The Commitment of Traders (COT) report for February 23 revealed that there were no significant changes in the positions of large players, however, the growth of short positions shows how the buyers' advantage is starting to fade. This time, it was not possible to quickly win back the sharp decline in the pair, which we have observed since the middle of last week. The sharp rise in bond yields in many developed countries favors the US dollar, as investors expect America to be the first to start raising interest rates, which makes the greenback more attractive. Buyers of risky assets should not rush to return to the market, and it is better to wait for lower prices. A good advantage for the euro is the moment when quarantine and isolation measures begin to ease in European countries: Germany has already announced its plan in this direction, but it has not yet come to the point. It is also necessary to wait for the moment when the service sector will start working again in full force, which will lead to an improved economic outlook and will also strengthen the EUR/USD pair. The COT report indicated that long non-commercial positions rose to 228,501 from 222,895, while short non-commercial positions rose from 82,899 to 90,136. As a result, the total non-commercial net position fell again from 140,006 to 138,365 for the second consecutive week. The weekly closing price was 1.2164 against 1.2132 a week earlier.

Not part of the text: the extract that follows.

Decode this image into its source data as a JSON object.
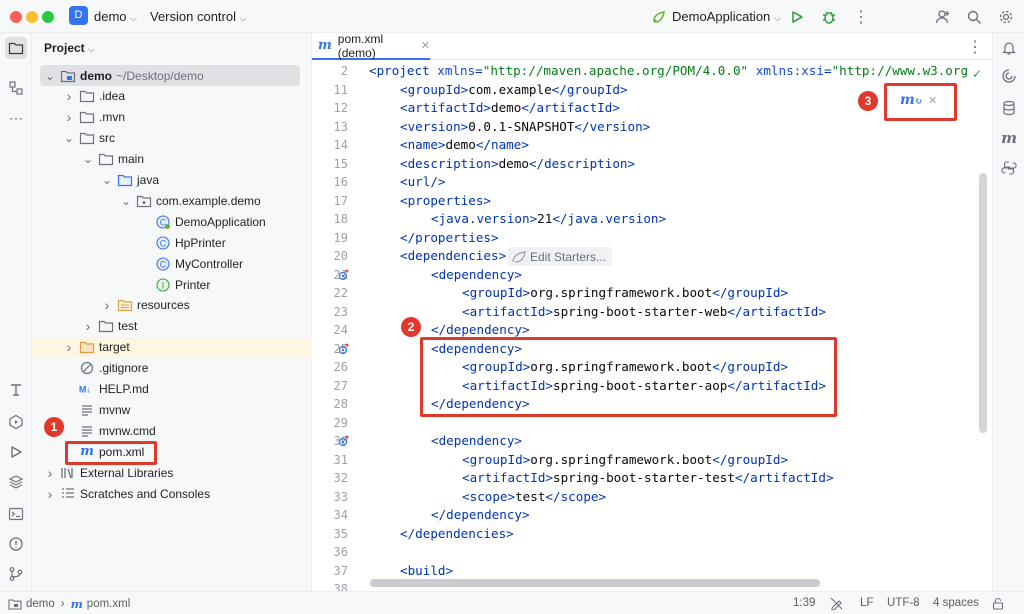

Trading is carried out above 30 and 50 moving averages, which indicates the succeeding upward correction for the pair.
Note: The period and prices of moving averages are considered by the author on the H1 hourly chart and differs from the general definition of the classic daily moving averages on the daily D1 chart.
Growth will be limited by the upper level of the indicator in the 1.2125 area. A breakout of the middle border of the indicator in the area of 1.2065 will increase the pressure on the pair.